Bu bölümde yer verilen bu kısa değerlendirme ışığında, bu ağır krizi aşabilmeye yönelik ülke düzeyinde ve uluslararası ortamda dayanışma ve iş birliğinin, yaşamın tüm alanlarında insan haklarının ‘kurucu rolünü’ yeniden öne çıkaran bir yaklaşımı etkin kılmaya çalışarak, geliştirilmesi ve güçlendirilmesini sağlamak insan hakları hareketinin özneleri olarak en asli görevimiz olsa gerektir. Doğal olarak bu konuda etkin bir şekilde çaba göstermek TİHV’in özel bir gündemini oluşturmaktadır.

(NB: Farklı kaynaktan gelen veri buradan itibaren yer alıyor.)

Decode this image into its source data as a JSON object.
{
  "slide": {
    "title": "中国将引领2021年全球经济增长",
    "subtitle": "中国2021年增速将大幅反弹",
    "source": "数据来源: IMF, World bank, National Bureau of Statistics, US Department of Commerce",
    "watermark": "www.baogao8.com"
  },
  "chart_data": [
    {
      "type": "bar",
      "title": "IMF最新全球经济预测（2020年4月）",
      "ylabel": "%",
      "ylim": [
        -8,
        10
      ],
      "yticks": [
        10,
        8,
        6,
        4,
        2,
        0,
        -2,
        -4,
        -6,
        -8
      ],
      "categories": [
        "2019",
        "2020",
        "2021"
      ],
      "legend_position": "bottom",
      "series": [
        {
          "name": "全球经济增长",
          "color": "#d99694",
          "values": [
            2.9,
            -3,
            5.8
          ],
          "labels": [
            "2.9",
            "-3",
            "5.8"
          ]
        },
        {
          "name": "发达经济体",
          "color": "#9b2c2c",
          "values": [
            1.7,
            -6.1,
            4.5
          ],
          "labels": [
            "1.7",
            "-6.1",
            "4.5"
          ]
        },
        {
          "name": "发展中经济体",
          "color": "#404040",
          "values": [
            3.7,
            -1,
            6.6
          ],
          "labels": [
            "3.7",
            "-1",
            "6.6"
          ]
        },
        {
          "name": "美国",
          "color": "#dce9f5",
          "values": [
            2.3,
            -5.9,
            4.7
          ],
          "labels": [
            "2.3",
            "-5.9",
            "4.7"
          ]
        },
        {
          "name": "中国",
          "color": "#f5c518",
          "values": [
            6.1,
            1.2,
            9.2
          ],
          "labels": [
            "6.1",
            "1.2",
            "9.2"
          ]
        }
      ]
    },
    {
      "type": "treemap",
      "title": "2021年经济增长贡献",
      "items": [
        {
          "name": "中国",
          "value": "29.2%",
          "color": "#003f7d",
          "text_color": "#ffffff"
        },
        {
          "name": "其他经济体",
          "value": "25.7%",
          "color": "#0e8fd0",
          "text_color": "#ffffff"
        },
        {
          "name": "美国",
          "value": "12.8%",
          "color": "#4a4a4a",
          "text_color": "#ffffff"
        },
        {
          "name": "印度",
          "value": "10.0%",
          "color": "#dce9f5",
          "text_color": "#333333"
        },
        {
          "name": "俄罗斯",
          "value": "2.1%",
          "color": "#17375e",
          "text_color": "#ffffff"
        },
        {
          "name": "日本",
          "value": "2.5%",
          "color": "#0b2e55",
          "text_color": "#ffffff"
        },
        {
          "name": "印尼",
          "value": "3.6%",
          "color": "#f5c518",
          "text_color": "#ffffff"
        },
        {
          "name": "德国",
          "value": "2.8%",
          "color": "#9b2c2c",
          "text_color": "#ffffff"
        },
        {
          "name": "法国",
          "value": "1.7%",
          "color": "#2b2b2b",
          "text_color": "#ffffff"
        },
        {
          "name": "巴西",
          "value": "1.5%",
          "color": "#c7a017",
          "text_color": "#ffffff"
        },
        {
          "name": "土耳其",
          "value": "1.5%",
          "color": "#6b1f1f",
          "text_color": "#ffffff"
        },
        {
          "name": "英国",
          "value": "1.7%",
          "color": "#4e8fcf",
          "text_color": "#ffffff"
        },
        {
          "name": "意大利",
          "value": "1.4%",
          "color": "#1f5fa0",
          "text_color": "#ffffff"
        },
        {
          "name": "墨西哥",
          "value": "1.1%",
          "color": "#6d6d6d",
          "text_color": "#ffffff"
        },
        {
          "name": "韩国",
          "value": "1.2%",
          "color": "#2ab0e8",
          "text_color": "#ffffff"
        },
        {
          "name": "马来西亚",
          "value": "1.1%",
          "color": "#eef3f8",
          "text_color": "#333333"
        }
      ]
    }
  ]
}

2024 Yerel Seçimleri süreci
Kuşkusuz demokratik siyasal değişim süreci salt seçimlere daraltılması olanaklı değil ise de 2023 Mayıs ayındaki Cumhurbaşkanlığı ile genel seçimlerden sonra 31 Mart 2024 tarihinde her düzeyde tahribatın yaşandığı bir ortamda gerçekleşen Yerel Seçimlerin, pek çok kesimin de ifade ettiği gibi, Türkiye’nin geleceği açısından önemi aşikârdır.
Bu seçim sürecinde de her ne kadar bir ölçüye kadar anlaşılabilir sebeplerle özel olarak pek gündeme getirilmemiş olsa da, 2023 seçimlerinin Birleşmiş Milletler tarafından 2021 yılında yayımlanan “Seçimlere İlişkin İnsan Hakları Standartları Rehberi”nde yer alan kriterler ışığında ‘adil, dürüst ve güvenilir seçimler’ olarak nitelenemeyeceğini belirtmek isteriz.
Fiili/de facto OHAL koşullarında dahası özel olarak keyfi gözaltı uygulamalarının sıradanlaştırılmaya çalışıldığı, özellikle Kürtlerin yoğun yaşadığı yerleşim birimlerinde gündeme gelen “taşıma seçmenler”in söz konusu olduğu bir ortamda özgür ve gerçek seçimlerden söz edebilmenin olanaklı olmadığını hatırlatmak isteriz.
Bir yandan 31 Mart gecesi itibari ile toplumun pek çok kesimdeki yeniden hissedilen temkinli umut, öte yandan insan haklarına dayalı rejim fikriyatından uzaklaştığı gerçeği ülkenin kritik bir dönemeçte olduğunu ortaya koymaktadır.
Böyle bir dönemde siyasal alanın dönüştürücü gücünün esas olarak insan hakları değer ve ilkelerine dayalı yeni bir ortak yaşam tahayyülünü eylemli bir şekilde sahiplenen toplumsal kesimlerin etkin katılımı sağlanabildiği ölçüde anlamlı hâle gelebileceğini özel olarak bir kez daha vurgulamakta yarar olsa gerektir.